With respect to political candidates, Athey says there is already “a current ethical conundrum.”

“It is acceptable for a political agency to write an email in a candidate’s voice, sign their name and send it to their followers?” he asks. “But what if AI was used to generate the candidate’s script, mimic their voice, and superimpose the words onto pre-captured footage without any visible disclaimers?”

“That’s not science fiction; those tools are available now,” he states. “Where do we draw the line?”

Meanwhile, members of Congress are warning that AI will have a definite impact on the U.S. job market — they just aren’t sure what to do about it.

“I don’t have answers,” Rep. Adam Smith (D-Wash.) told Fox News. “There’s no question AI is an incredibly disruptive technology, and we should be closely looking at the implications of it and how best to handle those implications.”

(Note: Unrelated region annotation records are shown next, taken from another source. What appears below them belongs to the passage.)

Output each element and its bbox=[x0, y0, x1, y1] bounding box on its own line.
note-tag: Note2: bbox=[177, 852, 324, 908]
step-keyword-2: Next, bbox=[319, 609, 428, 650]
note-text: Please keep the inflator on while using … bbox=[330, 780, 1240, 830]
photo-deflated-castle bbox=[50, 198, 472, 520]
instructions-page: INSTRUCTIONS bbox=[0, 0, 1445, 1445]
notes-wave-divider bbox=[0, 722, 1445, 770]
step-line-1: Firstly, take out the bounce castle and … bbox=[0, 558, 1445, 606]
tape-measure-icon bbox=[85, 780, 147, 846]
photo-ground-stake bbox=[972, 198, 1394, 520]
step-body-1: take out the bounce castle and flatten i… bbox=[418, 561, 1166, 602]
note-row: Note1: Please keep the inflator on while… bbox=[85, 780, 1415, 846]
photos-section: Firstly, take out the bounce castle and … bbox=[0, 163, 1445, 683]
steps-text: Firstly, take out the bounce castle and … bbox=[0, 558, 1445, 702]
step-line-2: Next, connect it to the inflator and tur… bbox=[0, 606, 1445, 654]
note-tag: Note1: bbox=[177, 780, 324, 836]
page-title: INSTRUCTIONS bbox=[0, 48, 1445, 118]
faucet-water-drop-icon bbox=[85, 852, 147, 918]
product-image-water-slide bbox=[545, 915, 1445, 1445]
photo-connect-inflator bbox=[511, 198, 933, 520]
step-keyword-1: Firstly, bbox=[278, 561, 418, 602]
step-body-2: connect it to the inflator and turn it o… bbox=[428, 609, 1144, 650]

Rep. Ben Cline (R-Va.) is less concerned with the jobs impact and more worried about the potential threat of artificial intelligence to “national security.”

“New technologies have come and gone, and with them you have displacement, not necessarily jobs lost, but jobs added and jobs shifting,” he said. “For AI, my concern is less with job displacement and more with national security dangers and protecting that national security infrastructure from AI.”

But jobs are definitely on the line — lots of them.

Goldman Sachs recently reported: “Using data on occupational tasks in both the US and Europe, we find that roughly two thirds of current jobs are exposed to some degree of AI automation, and that generative AI could substitute up to one-fourth of current work.”

“Extrapolating our estimates globally,” the investment bank continues, “suggests that generative AI could expose the equivalent of 300 million full-time jobs to automation.”

According to Rep. Marjorie Taylor Greene (R-Ga.), AI is “a danger.”

“I think AI is a danger. It does replace Americans’ jobs,” she told Fox News. “This is where Congress—we have to work harder to figure out how to control this.”

“There’s many dangers to American jobs, not just AI. It’s people coming across the border, competition from other foreign countries,” she continued. “We have to do everything we can to protect American jobs, including against AI.”

“When you’re trying to replace jobs, the American people should be concerned about that,” Rep. Byron Donalds (R-Fla.) agreed. “With AI, I think there’s a lot of stuff that we need to study up on and get to know it very, very fast.”